Обвинение инкримировало Ванцетти, что он поднял револьвер, валявшийся возле убитого Берарделли, и забрал с собой. Ванцетти же не смог дать удовлетворительного объяснения относительно того, откуда у него револьвер. Обвинитель Уильямс пригласил в суд в качестве свидетеля оружейного мастера Фицмейера из фирмы «Айвер Джонсон» и положил перед ним изъятый у Ванцетти револьвер. Было известно, что за несколько недель до смерти Берарделли сдавал свое служебное оружие в ремонт фирме «Джонсон» и впоследствии получил его обратно. Разумеется, Фицмейер не мог помнить о каждом отремонтированном револьвере в отдельности, но на револьвере с ремонтным номером Берарделли он поставил новый ударник. Осмотрев револьвер Ванцетти, он и заявил, что там имеется новый ударник. Тогда Мур, волнуясь, вызвал к свидетельскому месту своих экспертов по стрельбе. Оба они – и Бэрнс, и Фицджеральд – в один голос заявили, что не может быть и речи о новом ударнике в оружии Ванцетти. Ударник там так же стар и подержан, как и любая другая деталь этого револьвера. На лицах присяжных было написано, что Фицмейеру они доверяют больше, чем чересчур проворным экспертам Мура.
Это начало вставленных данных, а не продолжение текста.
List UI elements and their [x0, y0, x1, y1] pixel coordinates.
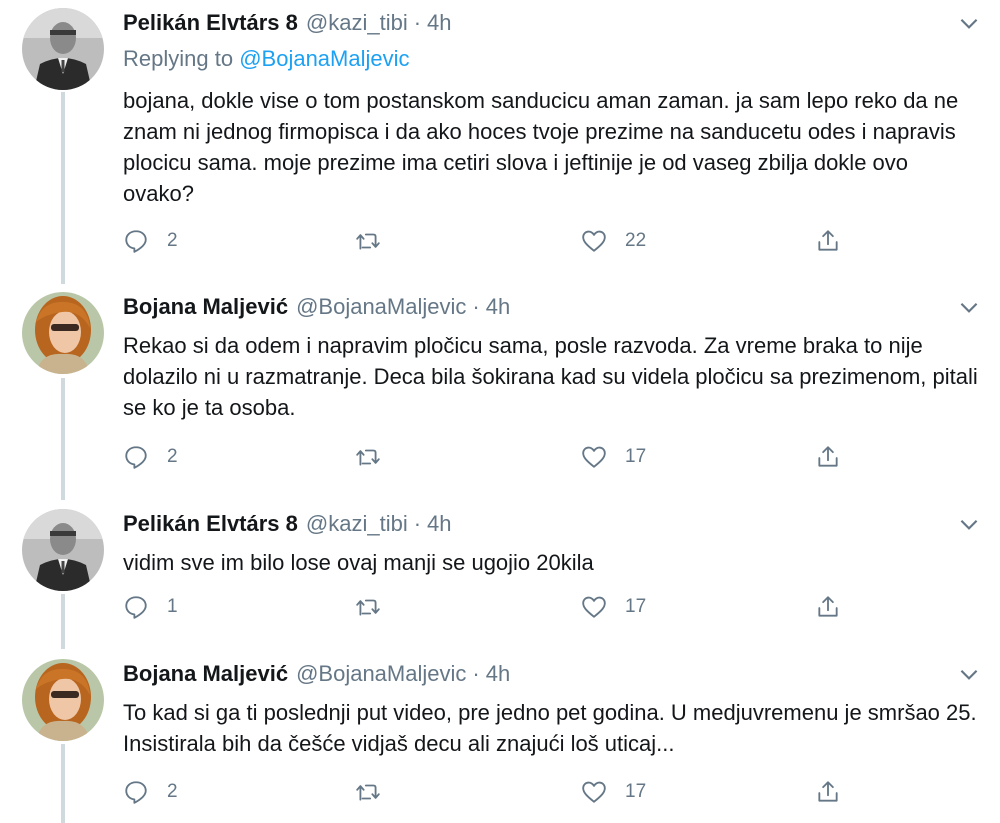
like-count: 17 — [625, 781, 647, 802]
share-icon — [818, 781, 838, 802]
tweet-text: bojana, dokle vise o tom postanskom sand… — [123, 88, 959, 206]
retweet-button[interactable] — [355, 779, 381, 805]
reply-icon — [125, 446, 147, 469]
replying-to: Replying to @BojanaMaljevic — [123, 46, 410, 72]
separator-dot: · — [472, 294, 480, 319]
author-handle[interactable]: @BojanaMaljevic — [296, 294, 466, 320]
like-count: 17 — [625, 446, 647, 467]
chevron-down-icon[interactable] — [956, 10, 982, 36]
retweet-icon — [356, 233, 380, 250]
chevron-down-icon[interactable] — [956, 661, 982, 687]
like-button[interactable]: 17 — [581, 594, 646, 620]
retweet-button[interactable] — [355, 444, 381, 470]
like-icon — [582, 446, 606, 468]
reply-button[interactable]: 2 — [123, 228, 178, 254]
share-button[interactable] — [815, 444, 841, 470]
like-button[interactable]: 17 — [581, 444, 646, 470]
retweet-icon — [356, 784, 380, 801]
retweet-button[interactable] — [355, 594, 381, 620]
replying-prefix: Replying to — [123, 46, 234, 71]
tweet-actions: 2 17 — [123, 444, 863, 474]
tweet[interactable]: Pelikán Elvtárs 8 @kazi_tibi · 4h vidim … — [0, 509, 1000, 629]
retweet-icon — [356, 449, 380, 466]
author-handle[interactable]: @kazi_tibi — [306, 10, 408, 36]
author-name[interactable]: Pelikán Elvtárs 8 — [123, 511, 298, 537]
replying-to-mention[interactable]: @BojanaMaljevic — [239, 46, 409, 71]
tweet-text: To kad si ga ti poslednji put video, pre… — [123, 700, 977, 756]
share-icon — [818, 446, 838, 467]
tweet[interactable]: Pelikán Elvtárs 8 @kazi_tibi · 4h Replyi… — [0, 8, 1000, 268]
like-count: 17 — [625, 596, 647, 617]
avatar[interactable] — [22, 8, 104, 90]
separator-dot: · — [413, 10, 422, 35]
avatar-image-man — [22, 509, 104, 591]
reply-count: 2 — [167, 781, 178, 802]
avatar-image-woman — [22, 659, 104, 741]
tweet[interactable]: Bojana Maljević @BojanaMaljevic · 4h Rek… — [0, 292, 1000, 482]
separator-dot: · — [472, 661, 480, 686]
like-count: 22 — [625, 230, 647, 251]
timestamp[interactable]: 4h — [427, 10, 451, 36]
avatar[interactable] — [22, 509, 104, 591]
retweet-button[interactable] — [355, 228, 381, 254]
chevron-down-icon[interactable] — [956, 294, 982, 320]
timestamp[interactable]: 4h — [486, 294, 510, 320]
reply-count: 2 — [167, 230, 178, 251]
tweet[interactable]: Bojana Maljević @BojanaMaljevic · 4h To … — [0, 659, 1000, 819]
retweet-icon — [356, 599, 380, 616]
tweet-header: Pelikán Elvtárs 8 @kazi_tibi · 4h — [123, 509, 452, 539]
author-name[interactable]: Bojana Maljević — [123, 294, 288, 320]
avatar[interactable] — [22, 659, 104, 741]
avatar-image-man — [22, 8, 104, 90]
like-icon — [582, 230, 606, 252]
share-button[interactable] — [815, 594, 841, 620]
reply-icon — [125, 230, 147, 253]
tweet-header: Pelikán Elvtárs 8 @kazi_tibi · 4h — [123, 8, 452, 38]
tweet-text: vidim sve im bilo lose ovaj manji se ugo… — [123, 550, 594, 575]
avatar[interactable] — [22, 292, 104, 374]
share-button[interactable] — [815, 228, 841, 254]
conversation-thread: Pelikán Elvtárs 8 @kazi_tibi · 4h Replyi… — [0, 0, 1000, 823]
tweet-text: Rekao si da odem i napravim pločicu sama… — [123, 333, 978, 420]
like-button[interactable]: 17 — [581, 779, 646, 805]
reply-count: 1 — [167, 596, 178, 617]
reply-icon — [125, 781, 147, 804]
like-icon — [582, 596, 606, 618]
share-icon — [818, 230, 838, 251]
share-button[interactable] — [815, 779, 841, 805]
avatar-image-woman — [22, 292, 104, 374]
tweet-actions: 1 17 — [123, 594, 863, 624]
author-handle[interactable]: @BojanaMaljevic — [296, 661, 466, 687]
tweet-actions: 2 22 — [123, 228, 863, 258]
reply-button[interactable]: 1 — [123, 594, 178, 620]
like-icon — [582, 781, 606, 803]
tweet-header: Bojana Maljević @BojanaMaljevic · 4h — [123, 292, 510, 322]
author-handle[interactable]: @kazi_tibi — [306, 511, 408, 537]
share-icon — [818, 596, 838, 617]
timestamp[interactable]: 4h — [427, 511, 451, 537]
tweet-header: Bojana Maljević @BojanaMaljevic · 4h — [123, 659, 510, 689]
author-name[interactable]: Bojana Maljević — [123, 661, 288, 687]
reply-button[interactable]: 2 — [123, 444, 178, 470]
reply-count: 2 — [167, 446, 178, 467]
separator-dot: · — [413, 511, 422, 536]
reply-icon — [125, 596, 147, 619]
timestamp[interactable]: 4h — [486, 661, 510, 687]
author-name[interactable]: Pelikán Elvtárs 8 — [123, 10, 298, 36]
reply-button[interactable]: 2 — [123, 779, 178, 805]
like-button[interactable]: 22 — [581, 228, 646, 254]
tweet-actions: 2 17 — [123, 779, 863, 809]
chevron-down-icon[interactable] — [956, 511, 982, 537]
Никто не ощутил этого быстрее, чем сам защитник. Он почувствовал также, что совпадение обнаруженных у Сакко патронов старого образца с такими же старого образца гильзами, найденными на месте преступления, побудило простодушных присяжных больше доверять показаниям Проктора и Вэна Эмбура, чем Бэрнса и Фицджеральда. Поэтому в своей демагогической защитительной речи Мур, обращаясь к присяжным, сделал попытку отмежеваться от всех экспертов по оружию, в том числе и от своих собственных. Усталым голосом он воскликнул: «Если пришла пора, когда для решения человеческой судьбы надо пользоваться микроскопом, и если при пользовании микроскопом не кто-нибудь, а эксперты обвинения и защиты вступают в острые противоречия друг с другом, то как же должны колебаться простые люди вроде вас, прежде чем оборвать человеческую жизнь!»

Мур был не прав, отвергая значение действительно точных данных криминалистической науки. Но зато он был, бесспорно, прав в том, что упомянул о несовершенстве методов экспертизы, примененных по делу Сакко и Ванцетти как экспертами обвинения, так и экспертами защиты.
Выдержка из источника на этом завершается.